El director desarrolla la narración en el juzgado, un decorado funcional, iluminado con luces altas en muchas escenas, sin buscar distracciones expresionistas ni allí ni en los breves interludios en los que se ve al abogado protagonista en bares, el club social o en el escenario del crimen. En cambio, en el otro escenario importante, el de la cárcel con sus pasillos desnudos, grises, fríos, las celdas sucias que apenas son avistadas cuando las abren los alguaciles para conducir a los presos hasta el corredor donde son ahorcados. Esas secuencias que abordan en forma de flashbacks el conjunto de tristes acontecimientos al que se acoge Webber para tratar de justificar la psicología del acusado. En esos recuerdos se visualiza, sin necesidad de prolongar el tremendismo más allá de fugaces planos de los cuerpos al caer, sujetos por las horcas que los fulminan. Imágenes que resultan impactantes por el uso sutil del sonido, con esas gotas viscosas que se perciben al chocar con el suelo, el estruendo de las compuertas o el crujido de los huesos. Se añade algún matiz más como el plano detalle del compañero de la defensa que tamborilea su lapicero nervioso durante el juicio, un recurso repetido varias veces pero que da paso al final a un buen gag visual.
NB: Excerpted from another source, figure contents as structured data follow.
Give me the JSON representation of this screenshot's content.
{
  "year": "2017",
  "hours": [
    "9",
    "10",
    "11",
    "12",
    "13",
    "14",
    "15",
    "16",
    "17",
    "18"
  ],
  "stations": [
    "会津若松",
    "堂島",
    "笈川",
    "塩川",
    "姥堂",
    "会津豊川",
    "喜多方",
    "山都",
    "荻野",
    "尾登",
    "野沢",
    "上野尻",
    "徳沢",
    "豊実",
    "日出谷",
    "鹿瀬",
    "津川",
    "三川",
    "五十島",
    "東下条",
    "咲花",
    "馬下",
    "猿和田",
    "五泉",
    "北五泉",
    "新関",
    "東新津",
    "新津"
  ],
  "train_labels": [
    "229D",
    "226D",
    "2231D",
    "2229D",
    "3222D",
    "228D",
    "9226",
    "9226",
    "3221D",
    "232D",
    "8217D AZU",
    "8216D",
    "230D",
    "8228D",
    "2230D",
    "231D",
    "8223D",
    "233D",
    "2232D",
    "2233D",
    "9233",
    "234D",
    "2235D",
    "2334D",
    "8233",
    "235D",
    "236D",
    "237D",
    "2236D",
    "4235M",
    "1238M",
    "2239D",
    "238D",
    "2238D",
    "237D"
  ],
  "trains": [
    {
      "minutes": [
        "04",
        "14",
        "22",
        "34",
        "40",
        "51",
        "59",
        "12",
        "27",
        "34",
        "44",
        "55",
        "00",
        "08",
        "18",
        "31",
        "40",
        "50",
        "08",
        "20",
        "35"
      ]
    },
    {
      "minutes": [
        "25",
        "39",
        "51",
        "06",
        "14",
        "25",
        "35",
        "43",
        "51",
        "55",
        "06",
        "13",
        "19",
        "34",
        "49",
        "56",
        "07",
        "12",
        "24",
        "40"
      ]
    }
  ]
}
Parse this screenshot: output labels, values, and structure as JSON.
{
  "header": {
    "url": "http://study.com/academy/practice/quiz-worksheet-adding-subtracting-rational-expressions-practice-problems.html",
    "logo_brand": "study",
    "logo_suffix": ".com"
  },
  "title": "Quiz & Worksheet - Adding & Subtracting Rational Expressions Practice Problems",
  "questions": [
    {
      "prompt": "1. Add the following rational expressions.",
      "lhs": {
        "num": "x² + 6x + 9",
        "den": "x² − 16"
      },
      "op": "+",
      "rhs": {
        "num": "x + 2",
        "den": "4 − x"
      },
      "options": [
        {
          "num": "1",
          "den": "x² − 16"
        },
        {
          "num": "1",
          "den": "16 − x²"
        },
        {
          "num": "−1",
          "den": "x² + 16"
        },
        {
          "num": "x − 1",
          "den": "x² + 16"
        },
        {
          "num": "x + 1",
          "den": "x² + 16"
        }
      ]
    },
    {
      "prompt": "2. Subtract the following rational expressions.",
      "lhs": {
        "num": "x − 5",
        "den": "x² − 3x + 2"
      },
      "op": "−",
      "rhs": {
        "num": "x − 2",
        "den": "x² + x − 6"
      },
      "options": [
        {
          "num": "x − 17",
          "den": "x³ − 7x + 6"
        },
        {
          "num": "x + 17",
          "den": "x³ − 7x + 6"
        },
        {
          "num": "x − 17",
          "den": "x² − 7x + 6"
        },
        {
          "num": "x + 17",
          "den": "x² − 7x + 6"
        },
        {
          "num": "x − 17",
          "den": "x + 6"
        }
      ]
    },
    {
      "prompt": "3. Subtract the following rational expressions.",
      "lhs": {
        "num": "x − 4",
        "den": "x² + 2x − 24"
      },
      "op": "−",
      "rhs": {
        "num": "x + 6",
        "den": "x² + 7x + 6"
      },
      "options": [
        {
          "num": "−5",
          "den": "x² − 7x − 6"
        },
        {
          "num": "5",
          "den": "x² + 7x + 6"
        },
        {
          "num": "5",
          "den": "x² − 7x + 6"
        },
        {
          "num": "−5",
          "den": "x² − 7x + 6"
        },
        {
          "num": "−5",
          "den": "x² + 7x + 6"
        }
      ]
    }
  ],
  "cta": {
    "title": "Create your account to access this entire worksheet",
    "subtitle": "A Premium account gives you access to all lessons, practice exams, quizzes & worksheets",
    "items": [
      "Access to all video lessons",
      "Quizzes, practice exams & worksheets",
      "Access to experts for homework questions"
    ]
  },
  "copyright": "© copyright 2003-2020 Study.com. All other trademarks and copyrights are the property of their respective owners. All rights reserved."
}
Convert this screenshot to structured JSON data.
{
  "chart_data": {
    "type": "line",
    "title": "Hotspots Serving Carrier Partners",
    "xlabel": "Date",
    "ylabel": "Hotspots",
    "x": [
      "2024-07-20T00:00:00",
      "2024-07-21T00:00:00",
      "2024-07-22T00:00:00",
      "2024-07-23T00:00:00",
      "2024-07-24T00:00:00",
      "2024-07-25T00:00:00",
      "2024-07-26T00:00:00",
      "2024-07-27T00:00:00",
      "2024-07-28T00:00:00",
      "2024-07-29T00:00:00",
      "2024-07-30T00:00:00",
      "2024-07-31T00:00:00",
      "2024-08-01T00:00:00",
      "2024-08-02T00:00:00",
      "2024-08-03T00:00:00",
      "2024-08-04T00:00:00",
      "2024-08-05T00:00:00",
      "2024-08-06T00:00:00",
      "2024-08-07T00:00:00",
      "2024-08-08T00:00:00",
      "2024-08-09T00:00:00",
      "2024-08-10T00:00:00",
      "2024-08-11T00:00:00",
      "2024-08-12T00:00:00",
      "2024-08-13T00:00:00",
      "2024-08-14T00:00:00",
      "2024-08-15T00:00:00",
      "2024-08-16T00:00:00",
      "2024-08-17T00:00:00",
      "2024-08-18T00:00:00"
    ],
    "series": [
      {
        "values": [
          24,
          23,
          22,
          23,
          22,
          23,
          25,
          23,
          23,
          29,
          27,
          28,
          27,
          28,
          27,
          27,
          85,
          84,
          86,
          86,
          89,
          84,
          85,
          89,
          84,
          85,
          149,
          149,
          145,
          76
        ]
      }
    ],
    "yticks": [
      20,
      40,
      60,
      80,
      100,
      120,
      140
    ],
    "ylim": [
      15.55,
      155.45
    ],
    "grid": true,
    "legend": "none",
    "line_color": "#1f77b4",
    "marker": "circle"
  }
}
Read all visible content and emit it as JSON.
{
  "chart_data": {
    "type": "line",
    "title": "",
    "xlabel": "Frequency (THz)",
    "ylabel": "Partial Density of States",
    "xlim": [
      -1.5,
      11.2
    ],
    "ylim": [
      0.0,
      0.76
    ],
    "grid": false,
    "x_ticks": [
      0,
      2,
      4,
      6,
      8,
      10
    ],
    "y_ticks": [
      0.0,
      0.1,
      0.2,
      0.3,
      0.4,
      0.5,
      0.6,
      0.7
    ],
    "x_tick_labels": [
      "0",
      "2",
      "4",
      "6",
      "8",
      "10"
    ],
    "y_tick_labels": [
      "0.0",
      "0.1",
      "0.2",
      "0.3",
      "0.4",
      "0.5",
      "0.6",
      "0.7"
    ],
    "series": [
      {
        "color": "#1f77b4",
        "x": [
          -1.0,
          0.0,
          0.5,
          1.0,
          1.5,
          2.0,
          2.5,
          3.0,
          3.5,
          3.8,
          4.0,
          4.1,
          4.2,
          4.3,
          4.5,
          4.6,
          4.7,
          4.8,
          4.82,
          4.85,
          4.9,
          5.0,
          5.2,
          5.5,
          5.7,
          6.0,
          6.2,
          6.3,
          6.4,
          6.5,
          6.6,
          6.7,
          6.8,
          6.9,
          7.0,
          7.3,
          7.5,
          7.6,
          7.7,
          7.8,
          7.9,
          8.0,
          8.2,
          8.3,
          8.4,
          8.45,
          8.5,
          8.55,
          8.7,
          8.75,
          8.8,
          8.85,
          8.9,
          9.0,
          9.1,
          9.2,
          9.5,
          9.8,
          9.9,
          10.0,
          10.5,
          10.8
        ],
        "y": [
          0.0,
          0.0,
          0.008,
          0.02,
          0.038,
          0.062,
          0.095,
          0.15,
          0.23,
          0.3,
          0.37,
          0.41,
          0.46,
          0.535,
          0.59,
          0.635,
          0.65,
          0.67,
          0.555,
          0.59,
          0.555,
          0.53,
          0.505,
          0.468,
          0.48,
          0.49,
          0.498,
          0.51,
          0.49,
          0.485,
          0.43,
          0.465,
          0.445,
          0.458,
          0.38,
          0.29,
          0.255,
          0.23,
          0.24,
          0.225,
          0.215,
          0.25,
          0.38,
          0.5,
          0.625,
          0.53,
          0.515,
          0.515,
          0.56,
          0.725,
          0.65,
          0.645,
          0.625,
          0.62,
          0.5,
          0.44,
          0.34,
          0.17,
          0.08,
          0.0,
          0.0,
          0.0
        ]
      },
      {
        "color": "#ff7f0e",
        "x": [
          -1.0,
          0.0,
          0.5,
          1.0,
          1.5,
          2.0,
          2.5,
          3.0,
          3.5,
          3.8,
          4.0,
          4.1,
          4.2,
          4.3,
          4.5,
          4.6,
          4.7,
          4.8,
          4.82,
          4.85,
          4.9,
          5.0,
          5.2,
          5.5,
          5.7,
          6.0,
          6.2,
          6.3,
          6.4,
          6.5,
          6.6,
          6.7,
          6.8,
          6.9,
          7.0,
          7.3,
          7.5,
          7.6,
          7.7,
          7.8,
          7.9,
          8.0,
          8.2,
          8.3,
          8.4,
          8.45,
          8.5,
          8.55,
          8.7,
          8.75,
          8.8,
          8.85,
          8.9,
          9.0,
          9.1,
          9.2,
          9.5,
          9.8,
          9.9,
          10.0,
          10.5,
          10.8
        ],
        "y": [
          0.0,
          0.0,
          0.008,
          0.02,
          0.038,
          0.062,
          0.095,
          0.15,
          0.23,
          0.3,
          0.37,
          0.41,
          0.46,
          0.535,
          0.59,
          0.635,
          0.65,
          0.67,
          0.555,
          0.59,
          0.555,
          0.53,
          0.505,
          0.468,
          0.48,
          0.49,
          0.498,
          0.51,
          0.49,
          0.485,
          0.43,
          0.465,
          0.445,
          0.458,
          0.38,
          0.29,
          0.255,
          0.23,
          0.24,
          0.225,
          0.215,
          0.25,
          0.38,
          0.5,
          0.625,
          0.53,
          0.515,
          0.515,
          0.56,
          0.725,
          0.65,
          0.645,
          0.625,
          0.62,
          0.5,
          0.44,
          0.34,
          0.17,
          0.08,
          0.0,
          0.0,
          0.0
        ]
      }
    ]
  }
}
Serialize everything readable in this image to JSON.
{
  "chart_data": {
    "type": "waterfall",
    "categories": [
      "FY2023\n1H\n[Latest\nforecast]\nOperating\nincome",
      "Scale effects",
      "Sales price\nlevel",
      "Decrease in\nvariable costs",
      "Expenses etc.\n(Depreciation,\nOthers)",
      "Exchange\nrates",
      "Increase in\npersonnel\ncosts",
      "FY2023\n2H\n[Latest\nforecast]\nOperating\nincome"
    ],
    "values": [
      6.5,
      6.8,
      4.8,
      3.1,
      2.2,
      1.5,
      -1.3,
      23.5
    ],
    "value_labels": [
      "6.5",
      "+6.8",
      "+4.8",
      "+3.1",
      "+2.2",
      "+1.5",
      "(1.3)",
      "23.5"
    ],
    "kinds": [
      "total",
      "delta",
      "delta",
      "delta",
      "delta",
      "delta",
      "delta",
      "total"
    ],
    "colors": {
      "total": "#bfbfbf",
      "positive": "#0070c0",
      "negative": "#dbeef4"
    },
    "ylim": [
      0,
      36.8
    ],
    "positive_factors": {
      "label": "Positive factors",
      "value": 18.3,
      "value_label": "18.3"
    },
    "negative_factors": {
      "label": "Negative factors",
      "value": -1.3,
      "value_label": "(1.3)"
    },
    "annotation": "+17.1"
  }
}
La historia se narra de manera uniforme, sin destacar unos momentos sobre otros, por lo que recuerda el tono lineal del medio televisivo, más pendiente de marcar los pasos a publicidad que de la importancia del relato. Sin embargo este factor funciona para la película porque no distingue buenos y malos, salvo el caso del sargento que da órdenes en la prisión. El enfrentamiento entre la defensa y la fiscal no está tratado con efectismos a favor de él o de ella, ni siquiera con antipatía hacia el juez, realmente justo y cordial. El maniqueísmo no se asoma, ni la búsqueda de la complicidad emocional por parte del espectador. Esa emoción es algo que sí logran Garion Dowds en un papel difícil de reo homicida con facciones de niño que refuerza ese bigote apenas esbozado en su cara, un actor que consigue transmitir furia, inseguridad y humanismo con la mirada. Enfrente se sitúa Steve Coogan, reflexivo, pausado, flemático, de fortaleza interior y presencia grande en la pantalla, tal vez uno de los actores más desaprovechados del cine contemporáneo.

Estos pastores y carniceros a los que se refiere el título original del film pueden ser minimalistas y correctos en su forma, pero efectivos en la historia que cuentan aunque no se salgan de la línea. También porque prima la convicción sobre la espectacularidad, recordando en las pantallas un conflicto provocado por el colonialismo y las luchas raciales con el que desayunábamos al leer las noticias internacionales de la prensa en la década de los ochenta, no hace tanto tiempo. Y al que solo se le puede reprochar que los perdedores sigan siendo los mismos de entonces, los nativos sudafricanos.